Palestinian President Abbas condemns violence against civilians


Ramallah (Reuters) – Palestinian President Mahmoud Abbas condemned violence against civilians on Thursday in the wake of the devastating attack by Hamas gunmen on Israel and the relentless bombardment of the Gaza Strip by Israeli jets that followed.

The comments, made during a visit to Jordan, come ahead of a meeting with U.S. Secretary of State Antony Blinken and mark a shift from Abbas’ previous failure to condemn Saturday’s attack, during which more than 1,000 Israelis were killed.

“We reject the practices of killing civilians or abusing them on both sides because they contravene morals, religion and international law,” the official Palestinian news agency Wafa quoted Abbas as saying.

He said the Palestinian Authority, which exercises limited governance in the occupied West Bank and which has long been opposed to Hamas, the Islamist movement which controls Gaza, stood against violence and would pursue political action to achieve its goals.

On Thursday, Blinken added his voice to international condemnation of the attack but said he knew that Hamas did not represent the Palestinian people or their legitimate aspirations.

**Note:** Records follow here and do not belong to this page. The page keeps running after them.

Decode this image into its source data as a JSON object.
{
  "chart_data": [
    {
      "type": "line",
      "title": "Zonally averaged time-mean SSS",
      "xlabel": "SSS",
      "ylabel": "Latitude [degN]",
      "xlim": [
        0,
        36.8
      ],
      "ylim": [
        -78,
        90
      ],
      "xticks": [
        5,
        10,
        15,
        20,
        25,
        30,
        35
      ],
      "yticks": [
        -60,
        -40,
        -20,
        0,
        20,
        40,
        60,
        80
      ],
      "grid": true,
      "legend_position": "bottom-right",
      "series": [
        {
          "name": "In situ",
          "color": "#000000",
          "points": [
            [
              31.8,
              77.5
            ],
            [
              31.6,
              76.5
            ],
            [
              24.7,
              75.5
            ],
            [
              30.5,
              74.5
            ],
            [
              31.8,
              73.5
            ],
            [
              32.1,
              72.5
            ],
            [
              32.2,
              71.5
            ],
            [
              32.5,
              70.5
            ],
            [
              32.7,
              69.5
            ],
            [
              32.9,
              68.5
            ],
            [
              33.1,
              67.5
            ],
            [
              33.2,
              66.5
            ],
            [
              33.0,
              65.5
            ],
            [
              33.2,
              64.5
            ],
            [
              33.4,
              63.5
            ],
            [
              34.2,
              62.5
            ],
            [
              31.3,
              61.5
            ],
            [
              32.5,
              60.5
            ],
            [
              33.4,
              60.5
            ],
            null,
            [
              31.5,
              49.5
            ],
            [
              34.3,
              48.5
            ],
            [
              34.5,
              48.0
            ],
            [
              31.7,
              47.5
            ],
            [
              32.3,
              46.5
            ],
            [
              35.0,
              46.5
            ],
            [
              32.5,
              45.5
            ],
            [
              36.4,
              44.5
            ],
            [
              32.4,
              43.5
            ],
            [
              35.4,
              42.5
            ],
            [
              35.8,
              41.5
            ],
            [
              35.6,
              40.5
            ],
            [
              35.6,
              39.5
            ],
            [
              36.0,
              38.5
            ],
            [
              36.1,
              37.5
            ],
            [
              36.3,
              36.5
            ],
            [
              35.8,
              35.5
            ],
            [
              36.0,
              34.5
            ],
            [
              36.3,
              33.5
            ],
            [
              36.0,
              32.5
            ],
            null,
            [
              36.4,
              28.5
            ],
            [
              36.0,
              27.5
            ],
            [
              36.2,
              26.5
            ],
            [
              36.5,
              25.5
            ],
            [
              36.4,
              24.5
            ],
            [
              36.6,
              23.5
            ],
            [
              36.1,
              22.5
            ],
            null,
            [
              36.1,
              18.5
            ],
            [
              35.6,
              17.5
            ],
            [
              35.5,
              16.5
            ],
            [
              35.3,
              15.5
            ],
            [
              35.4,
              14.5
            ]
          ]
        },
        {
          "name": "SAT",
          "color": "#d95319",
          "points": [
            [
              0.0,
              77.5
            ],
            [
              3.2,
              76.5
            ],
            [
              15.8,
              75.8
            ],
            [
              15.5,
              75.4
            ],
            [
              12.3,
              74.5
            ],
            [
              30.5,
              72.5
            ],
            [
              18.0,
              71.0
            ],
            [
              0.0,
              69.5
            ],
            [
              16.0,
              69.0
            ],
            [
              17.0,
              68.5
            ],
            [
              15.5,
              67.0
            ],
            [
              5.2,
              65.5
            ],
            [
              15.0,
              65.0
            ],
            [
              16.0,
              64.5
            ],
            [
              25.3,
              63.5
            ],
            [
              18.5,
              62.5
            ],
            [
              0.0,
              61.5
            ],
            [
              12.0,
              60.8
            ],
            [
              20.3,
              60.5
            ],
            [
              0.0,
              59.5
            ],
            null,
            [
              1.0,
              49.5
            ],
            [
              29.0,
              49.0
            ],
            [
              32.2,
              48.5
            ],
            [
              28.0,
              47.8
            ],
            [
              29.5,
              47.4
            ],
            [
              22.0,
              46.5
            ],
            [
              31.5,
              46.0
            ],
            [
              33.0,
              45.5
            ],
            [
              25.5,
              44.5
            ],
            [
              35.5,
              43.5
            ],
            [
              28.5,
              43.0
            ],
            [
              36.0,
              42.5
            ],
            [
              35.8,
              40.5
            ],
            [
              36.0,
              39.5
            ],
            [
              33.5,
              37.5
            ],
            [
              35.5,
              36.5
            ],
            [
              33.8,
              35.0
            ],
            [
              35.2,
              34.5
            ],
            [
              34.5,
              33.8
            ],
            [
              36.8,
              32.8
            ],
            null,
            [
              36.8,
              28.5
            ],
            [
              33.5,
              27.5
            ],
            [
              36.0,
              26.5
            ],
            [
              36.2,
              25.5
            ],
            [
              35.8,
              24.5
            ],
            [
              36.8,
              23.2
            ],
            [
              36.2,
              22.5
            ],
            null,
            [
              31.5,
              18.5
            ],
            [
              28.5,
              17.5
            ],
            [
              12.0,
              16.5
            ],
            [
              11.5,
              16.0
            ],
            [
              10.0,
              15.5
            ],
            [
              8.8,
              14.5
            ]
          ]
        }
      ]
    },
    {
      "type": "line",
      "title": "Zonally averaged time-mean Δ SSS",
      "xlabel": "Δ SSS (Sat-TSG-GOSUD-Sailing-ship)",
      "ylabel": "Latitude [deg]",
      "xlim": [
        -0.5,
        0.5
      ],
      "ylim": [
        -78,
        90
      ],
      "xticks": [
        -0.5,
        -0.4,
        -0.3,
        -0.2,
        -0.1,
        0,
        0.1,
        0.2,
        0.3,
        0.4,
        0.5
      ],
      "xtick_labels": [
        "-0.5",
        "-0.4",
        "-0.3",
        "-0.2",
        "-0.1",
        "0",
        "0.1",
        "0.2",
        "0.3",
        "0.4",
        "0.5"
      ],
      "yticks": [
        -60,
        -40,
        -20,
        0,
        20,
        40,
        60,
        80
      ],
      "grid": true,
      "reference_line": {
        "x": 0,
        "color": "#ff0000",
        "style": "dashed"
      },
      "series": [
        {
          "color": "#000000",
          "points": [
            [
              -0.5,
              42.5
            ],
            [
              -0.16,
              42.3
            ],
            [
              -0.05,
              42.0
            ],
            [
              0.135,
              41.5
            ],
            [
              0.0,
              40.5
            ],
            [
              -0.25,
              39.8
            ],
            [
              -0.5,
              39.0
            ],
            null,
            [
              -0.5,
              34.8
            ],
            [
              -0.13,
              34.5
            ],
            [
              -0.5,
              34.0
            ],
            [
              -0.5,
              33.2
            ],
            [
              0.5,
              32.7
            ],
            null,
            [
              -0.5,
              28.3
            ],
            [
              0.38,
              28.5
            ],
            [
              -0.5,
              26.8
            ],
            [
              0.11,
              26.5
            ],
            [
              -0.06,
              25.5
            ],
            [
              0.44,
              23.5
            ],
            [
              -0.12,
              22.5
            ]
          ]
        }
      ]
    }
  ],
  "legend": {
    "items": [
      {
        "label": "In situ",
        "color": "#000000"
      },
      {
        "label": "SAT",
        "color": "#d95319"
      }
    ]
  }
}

The West Bank, which Palestinians want as the core of a future state, has seen a wave of violence for more than 18 months that has fuelled fears of a repeat of the two Palestinian Intifadas or uprisings of the 1980s and early 2000s.

As Israel has reeled from the impact of Saturday’s unprecedented assault by Hamas gunmen, in which more than 1,200 Israelis were killed and Gaza has been subject to the most intense bombardment it has ever seen, the West Bank has been ominously volatile.

More than 30 people have been killed in the West Bank and East Jerusalem since Saturday and security forces are braced for further violence ahead of Friday prayers at the Al Aqsa mosque in Jerusalem.

Both Fatah, the faction which controls the Palestinian Authority, and Hamas, which has a strong presence in the West Bank, called for a “day of rage” protest on Friday.

The mosque, on a site in the Old City of Jerusalem holy to both Muslims and Jews who know it as the Temple Mount, is one of the most sensitive places in the Middle East and the trigger for repeated confrontations.

On Thursday, a Palestinian man was shot dead just outside the Old City after he apparently fired at a police station, Israeli police said.

Earlier, Israeli settlers in the West Bank killed two Palestinians when they opened fire on a funeral procession. A 37-year-old woman was also killed when she was shot by security forces near Ramallah, the main city in the West bank, according to Palestinian health services.